Her arm had to be her own. That was no difficulty. You coaxed fine webby strands of red marrow from the wing of bone that girdled her shoulder, and from that—from minute osteoblastic grit—from the mazelike netting of the bone that swaddled the sponge and the marrow—you remade her. The humerus was child’s play, and you took genuine pleasure in socketing it into the lovely cup of the radius, the forked embrace of the ulna. Her trochlea you sculpted while holding your breath, easing it into its wet white housing.
The hand was almost an indulgence. The skeleton recalled itself. You did not need to know so intimately the lover’s knot of carpal bones—the long tooth of her lunate, the jutting promontory of her trapezium—nor did you need to know the arch of the distal phalange, the shaft, the base.

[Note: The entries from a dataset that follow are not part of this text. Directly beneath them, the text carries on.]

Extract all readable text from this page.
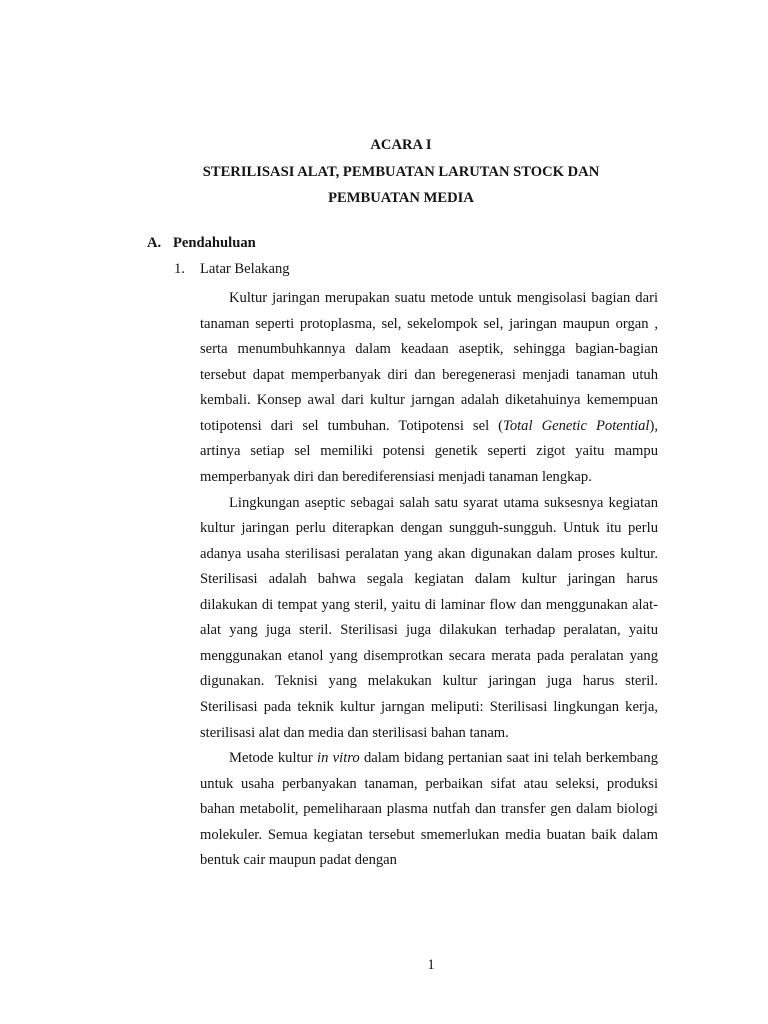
ACARA I
STERILISASI ALAT, PEMBUATAN LARUTAN STOCK DAN
PEMBUATAN MEDIA
A. Pendahuluan
1. Latar Belakang

Kultur jaringan merupakan suatu metode untuk mengisolasi bagian dari tanaman seperti protoplasma, sel, sekelompok sel, jaringan maupun organ , serta menumbuhkannya dalam keadaan aseptik, sehingga bagian-bagian tersebut dapat memperbanyak diri dan beregenerasi menjadi tanaman utuh kembali. Konsep awal dari kultur jarngan adalah diketahuinya kemempuan totipotensi dari sel tumbuhan. Totipotensi sel (Total Genetic Potential), artinya setiap sel memiliki potensi genetik seperti zigot yaitu mampu memperbanyak diri dan berediferensiasi menjadi tanaman lengkap.

Lingkungan aseptic sebagai salah satu syarat utama suksesnya kegiatan kultur jaringan perlu diterapkan dengan sungguh-sungguh. Untuk itu perlu adanya usaha sterilisasi peralatan yang akan digunakan dalam proses kultur. Sterilisasi adalah bahwa segala kegiatan dalam kultur jaringan harus dilakukan di tempat yang steril, yaitu di laminar flow dan menggunakan alat-alat yang juga steril. Sterilisasi juga dilakukan terhadap peralatan, yaitu menggunakan etanol yang disemprotkan secara merata pada peralatan yang digunakan. Teknisi yang melakukan kultur jaringan juga harus steril. Sterilisasi pada teknik kultur jarngan meliputi: Sterilisasi lingkungan kerja, sterilisasi alat dan media dan sterilisasi bahan tanam.

Metode kultur in vitro dalam bidang pertanian saat ini telah berkembang untuk usaha perbanyakan tanaman, perbaikan sifat atau seleksi, produksi bahan metabolit, pemeliharaan plasma nutfah dan transfer gen dalam biologi molekuler. Semua kegiatan tersebut smemerlukan media buatan baik dalam bentuk cair maupun padat dengan

1
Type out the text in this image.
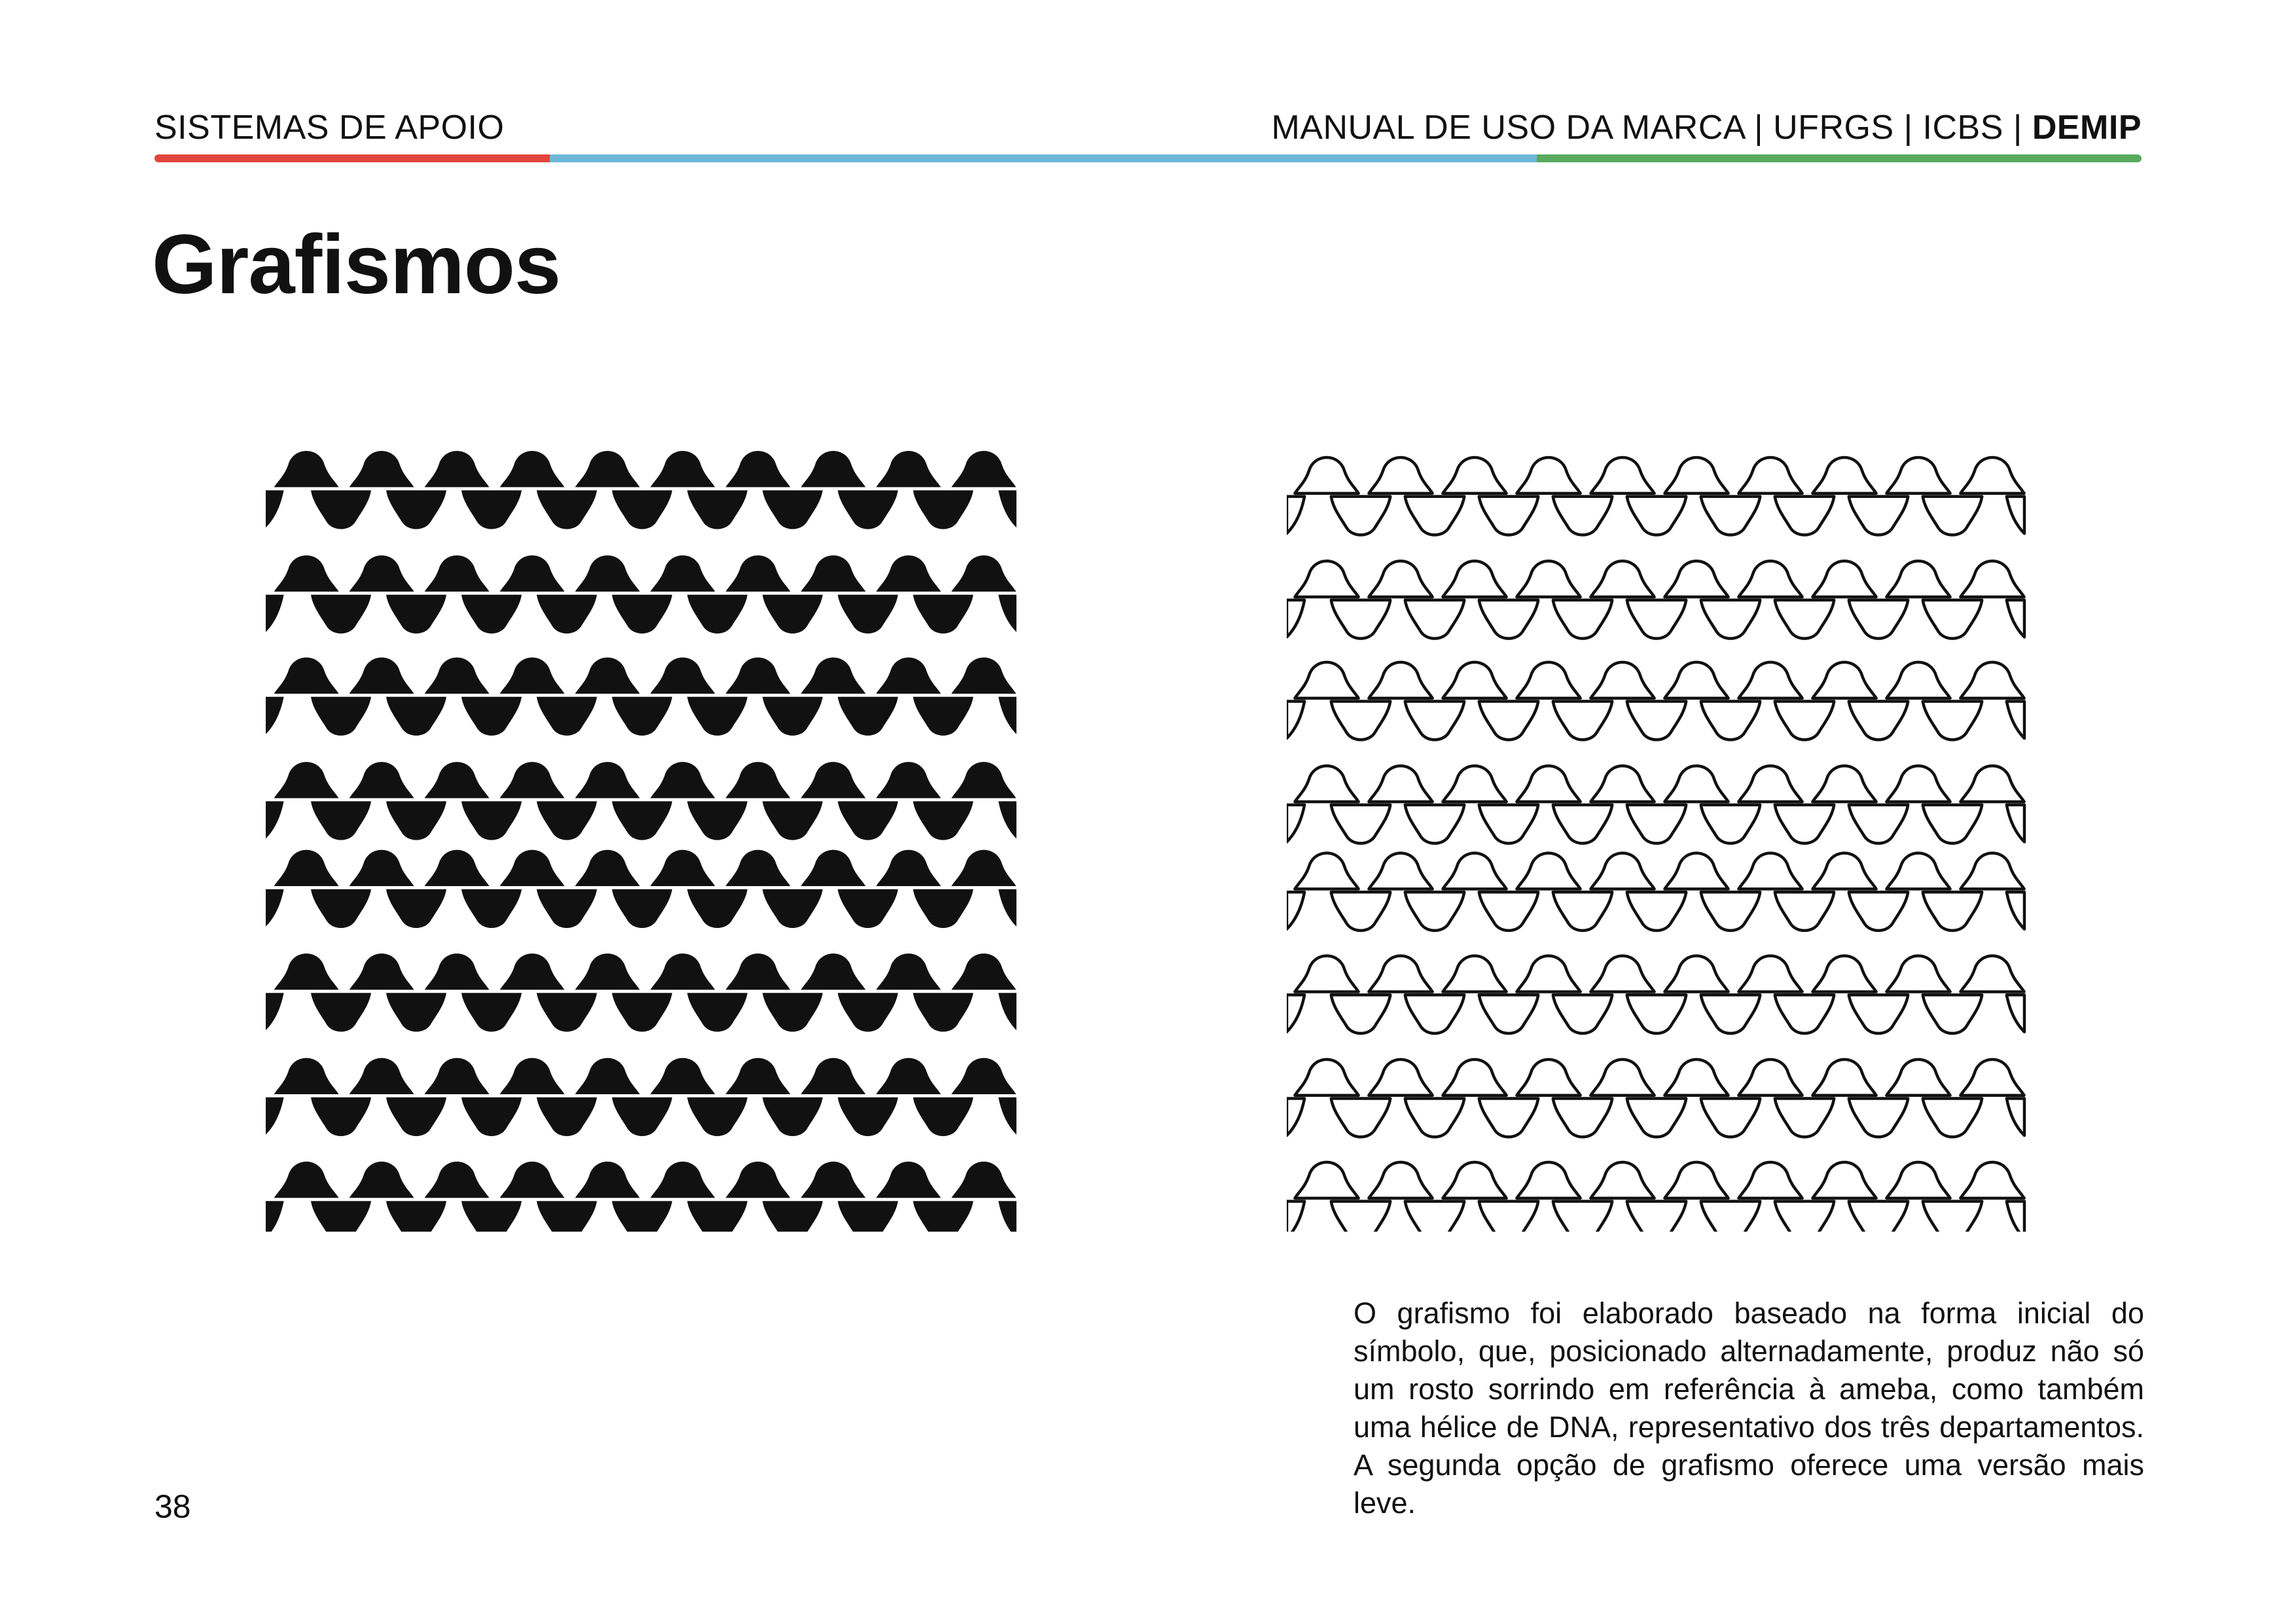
SISTEMAS DE APOIO	MANUAL DE USO DA MARCA | UFRGS | ICBS | DEMIP
Grafismos

O grafismo foi elaborado baseado na forma inicial do

símbolo, que, posicionado alternadamente, produz não só

um rosto sorrindo em referência à ameba, como também

uma hélice de DNA, representativo dos três departamentos.

A segunda opção de grafismo oferece uma versão mais leve.

38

The new bone sprang avidly to meet your fingers, as though you were lovers joining hands after a long time apart. Your role with the bones was more guide than artist. The artistry would come at this point, and you warned her: “This will hurt.”
Ianthe rocked upward.
You knew your limits. You had understood what to do with her body innately, and it was not what she wanted, but you thought it would suffice. You blistered the bone in tendons only where you thought it was necessary for range of motion. You bubbled nerves into that shining periosteum where nerves had never been before. Not a full complement, but just enough. Bone would call to bone, and nerve would call to brain. When you trailed your fingers up that new trunk of electrified humerus, she almost spat out the chunk of lace—when you pressed your palm into her shoulder and plugged her in, she sobbed, rhythmically, beneath you.
What was left at the end was not an arm. It was a construct: a sectioned skeleton, defleshed. When you sat down beside her you were chilly with sweat and pleasantly tired, as though you had run a good distance. You watched as Ianthe took the saliva-sodden wad of nightgown from her teeth, and as, shaking, she raised her new arm up to the light: the warm electric lamplight made her naked arm bones an iridescent gold.
The old arm lay on the carpet, abandoned and dead, looking a little sorry for itself. You said, “I didn’t bother about the meat.”
Ianthe said wonderingly, “But I’ve got some feeling in it.”
“Most of the nervous glands are in your elbow.”
“Why even—”
“You have worked out that the Lyctoral healing process is dependent on your nerve fibres?”
“But you don’t—”
“I lack entirely what you all have,” you said, “and have had to work out a replacement. I watched, and compared. In the beginning I thought maybe I could implant the process in myself … but it’s not just a matter of nerves, even if those signal the reconstruction. I thought if I experienced enough pain, something might kick in to save me. It didn’t.”
She spread her rightmost finger bones wide, then back, experimentally making a fist. You said, “You will still need a mat of tissue or cartilage on the palmar bones, to hold the sword. Think of it as a glove.”